EXTENDED SPECTRUM BETA LACTAMASES AND METALLOBETA-LACTAMASES: AN UPDATE FROM LAHORE, PAKISTAN
Noor Ul Ain, Samyyia Abrar, Kiran Nazeer and Saba Riaz*
The objectives of the presented study were to update knowledge of the resistance burden in isolates from clinical settings in Pakistan, and assess the prevalence of ESBLs and MBLs in them. A total of 642 samples were processed in regional diagnostic center during October 2014 to December 2014. All the samples were subjected to Antimicrobial susceptibility testing (AST) by Kirby-Bauer disc diffusion method. Extended spectrum beta lactamases were screened by double disc synergism test (DDST) and Combination disc test (CDST).
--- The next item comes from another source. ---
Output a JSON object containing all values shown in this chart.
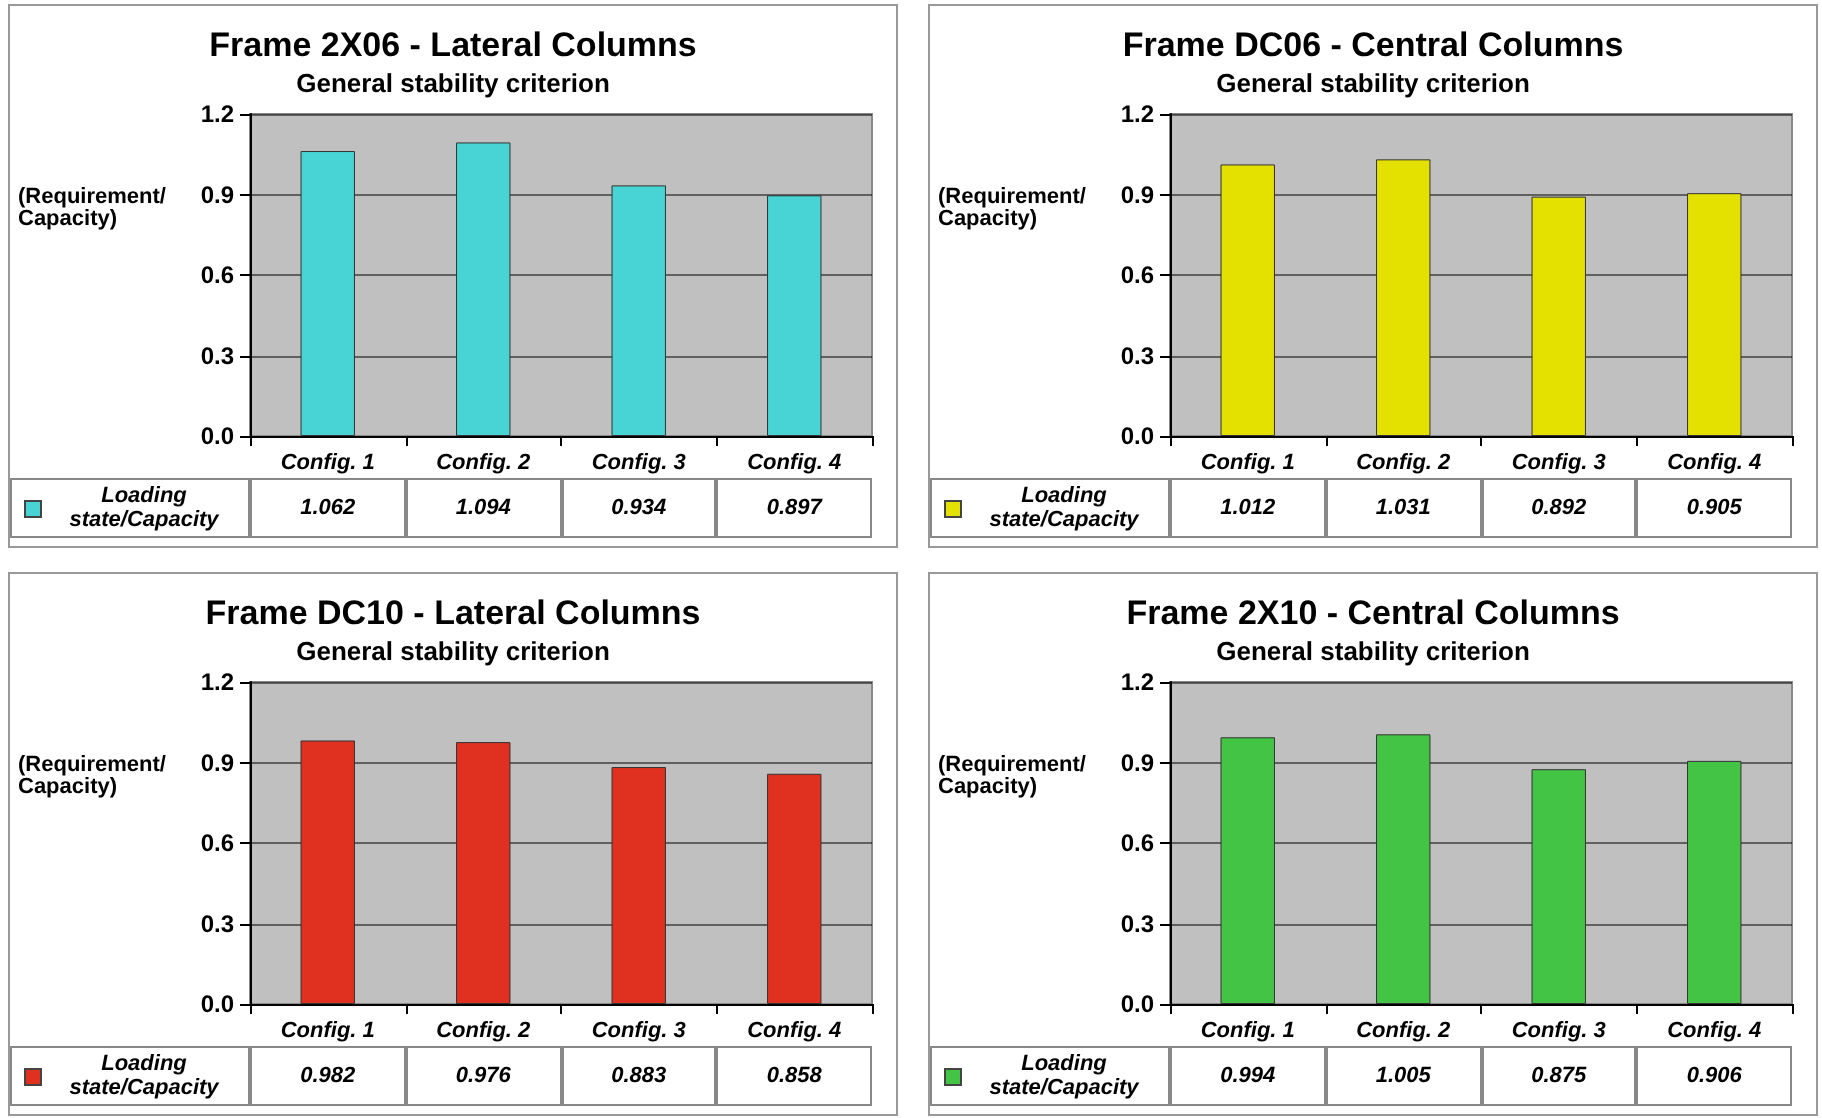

Strains resistant to carbapenems were further screened for metallo-β-lactamases (MBLs) using EDTA- imipenem disc synergism test and modified Hodge test. 498 Gram negative strains were obtained, most frequently from urine samples (61%), followed by pus (19%) and wound (6%) samples. There were 30% more infected samples from female patients than from male patients. The pathogens most frequently detected were Escherichia coli (50%) followed by Klebsiella spp. (18%), Pseudomonas spp. (11%) and Citrobacter spp. (11%). All of the E. coli and Klebsiella strains showed resistance to ampicillin and cefuroxime, and 97-98% of them showed resistance to cephradine, ceftrioxone, azeotrenum and amoxicillin. However, 85-92 and 82% of them were susceptible to carbapenems and amikacin, respectively. The DDSTs indicated that 58% of the strains carried ESBLs, and they were most prevalent in isolates from neonates (<1-year-old) followed by 21-40 year-olds. The commonest ESBL-carrying strains were Escherichia coli (54%) followed by Klebsiella spp. (23%) and Citrobacter spp. (11%). CDSTs detected ESBLs in more strains (73%) than the DDSTs. In addition, 57 and 85% of the carbapenem-resistant strains possessed MBL activity according to EDTA-imipenem CDST and EDTA-imipenem disc synergism tests. Use of ESBL- and MBL-phenotypic detection tests and antimicrobial susceptibility tests in routine screening may be a good strategy for managing infections in a country like Pakistan.
Keywords: ESBLs, MBLs, AST and antibiotics resistance.